Analytics/Data Lake/Traffic/Pageview hourly/Fingerprinting Over Time

From Wikitech

In a plan to secure our user data, the pageview_hourly dataset needs to be sanitized in such a way that it does not allow to track user path. See this page for a broad view on the pageview_hourly sanitization project.

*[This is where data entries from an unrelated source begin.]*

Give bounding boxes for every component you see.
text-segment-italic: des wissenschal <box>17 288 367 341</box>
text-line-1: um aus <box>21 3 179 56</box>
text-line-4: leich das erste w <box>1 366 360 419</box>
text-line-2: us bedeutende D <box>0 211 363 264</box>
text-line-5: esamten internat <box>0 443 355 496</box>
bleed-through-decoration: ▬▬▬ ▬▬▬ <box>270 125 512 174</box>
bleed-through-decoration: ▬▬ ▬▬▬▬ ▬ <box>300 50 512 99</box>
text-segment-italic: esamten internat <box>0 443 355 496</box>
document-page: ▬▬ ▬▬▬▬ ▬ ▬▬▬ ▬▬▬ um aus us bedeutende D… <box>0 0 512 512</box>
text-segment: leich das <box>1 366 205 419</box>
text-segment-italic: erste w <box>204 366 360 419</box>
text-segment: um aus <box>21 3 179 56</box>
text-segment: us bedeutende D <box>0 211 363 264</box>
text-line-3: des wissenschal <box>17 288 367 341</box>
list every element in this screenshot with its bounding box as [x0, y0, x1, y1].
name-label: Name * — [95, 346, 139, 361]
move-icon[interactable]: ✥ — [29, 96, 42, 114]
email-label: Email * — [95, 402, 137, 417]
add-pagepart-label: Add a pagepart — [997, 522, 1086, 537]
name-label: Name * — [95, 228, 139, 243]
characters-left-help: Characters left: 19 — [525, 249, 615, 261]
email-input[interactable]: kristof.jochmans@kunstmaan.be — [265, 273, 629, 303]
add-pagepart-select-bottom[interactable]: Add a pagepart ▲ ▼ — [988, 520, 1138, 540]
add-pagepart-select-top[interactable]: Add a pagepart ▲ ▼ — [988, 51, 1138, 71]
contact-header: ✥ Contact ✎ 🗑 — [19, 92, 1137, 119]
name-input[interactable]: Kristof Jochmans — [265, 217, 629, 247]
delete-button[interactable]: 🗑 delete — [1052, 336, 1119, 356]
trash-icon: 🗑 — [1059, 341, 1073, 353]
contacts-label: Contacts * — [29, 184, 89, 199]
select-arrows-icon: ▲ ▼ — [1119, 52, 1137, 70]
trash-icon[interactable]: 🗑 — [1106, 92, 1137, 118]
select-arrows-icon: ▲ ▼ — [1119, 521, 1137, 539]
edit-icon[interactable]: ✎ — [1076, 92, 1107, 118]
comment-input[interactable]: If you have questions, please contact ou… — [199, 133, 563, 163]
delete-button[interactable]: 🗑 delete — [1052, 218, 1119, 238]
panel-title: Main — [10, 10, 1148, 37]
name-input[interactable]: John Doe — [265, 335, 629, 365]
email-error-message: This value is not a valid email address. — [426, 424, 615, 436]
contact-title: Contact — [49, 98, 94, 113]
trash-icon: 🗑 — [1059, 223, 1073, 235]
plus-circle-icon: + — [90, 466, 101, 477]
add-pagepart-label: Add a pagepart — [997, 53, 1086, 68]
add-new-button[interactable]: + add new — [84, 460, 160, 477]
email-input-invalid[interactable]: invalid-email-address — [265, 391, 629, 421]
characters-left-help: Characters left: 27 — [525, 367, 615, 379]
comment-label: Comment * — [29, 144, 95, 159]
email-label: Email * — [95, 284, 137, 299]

This page go through as fingerprinting analysis over time, using webrequest and pageview_hourly datasets.

Data Preparation

CREATE TABLE hashes1 STORED AS PARQUET AS
  SELECT
    hash(
      pageview_info['project'],
      pageview_info['language_variant'],
      access_method,
      x_analytics_map['zero'],
      agent_type,
      geocoded_data['continent'],
      geocoded_data['country_code'],
      geocoded_data['country'],
      geocoded_data['subdivision'],
      geocoded_data['city'],
      user_agent_map) as h,
    COUNT(DISTINCT ip) as dip,
    COUNT(DISTINCT pageview_info['page_title']) AS dpv,
    COUNT(1) as c FROM wmf.webrequest
  WHERE webrequest_source = 'text'
    AND year = 2016
    AND month = 1
    AND day = 11
    AND agent_type = 'user'
 GROUP BY
    hash(
      pageview_info['project'],
      pageview_info['language_variant'],
      access_method,
      x_analytics_map['zero'],
      agent_type,
      geocoded_data['continent'],
      geocoded_data['country_code'],
      geocoded_data['country'],
      geocoded_data['subdivision'],
      geocoded_data['city'],
      user_agent_map);
WITH pv_hashes1 AS
(
  SELECT
    year, month, day,
    hash(project, language_variant, access_method, zero_carrier, agent_type,
         continent, country_code, country, subdivision, city, user_agent_map) as pvh,
    SUM(view_count) as vc
  FROM wmf.pageview_hourly
  WHERE ((year = 2015 AND month > 5) OR (year = 2016 AND month = 1 AND day < 12))
    AND agent_type = 'user'
  GROUP BY
    year,
    month,
    day,
    hash(project, language_variant, access_method, zero_carrier, agent_type,
         continent, country_code, country, subdivision, city, user_agent_map)
)
SELECT
  year, month, day,
  SUM(CASE WHEN dip = 1 THEN 1 ELSE 0 END) as dip1_n,
  SUM(CASE WHEN dip = 2 THEN 1 ELSE 0 END) as dip2_n,
  SUM(CASE WHEN dip = 3 THEN 1 ELSE 0 END) as dip3_n,
  SUM(CASE WHEN dip = 4 THEN 1 ELSE 0 END) as dip4_n,
  SUM(CASE WHEN dip = 5 THEN 1 ELSE 0 END) as dip5_n,
  SUM(CASE WHEN dip > 5 THEN 1 ELSE 0 END) as dipPlus_n,
  SUM(CASE WHEN dip = 1 THEN pvh1.vc ELSE 0 END) as dip1_vc,
  SUM(CASE WHEN dip = 2 THEN pvh1.vc ELSE 0 END) as dip2_vc,
  SUM(CASE WHEN dip = 3 THEN pvh1.vc ELSE 0 END) as dip3_vc,
  SUM(CASE WHEN dip = 4 THEN pvh1.vc ELSE 0 END) as dip4_vc,
  SUM(CASE WHEN dip = 5 THEN pvh1.vc ELSE 0 END) as dip5_vc,
  SUM(CASE WHEN dip > 5 THEN pvh1.vc ELSE 0 END) as dipPlus_vc
FROM pv_hashes1 pvh1
  INNER JOIN pv_san.hashes1 h1
    ON (pvh1.pvh = h1.h)
GROUP BY
  year, month, day
ORDER BY year, month, day
LIMIT 1000;

Results

As shown below, the decrease of number of hashes match is almost linear. Nonetheless the remaining number of hashes from December still existing in June is very substantial (over a million distinct hashes), particularly with hashes involving only one IP, the most dangerous bucket in term of browsing pattern reconstruction.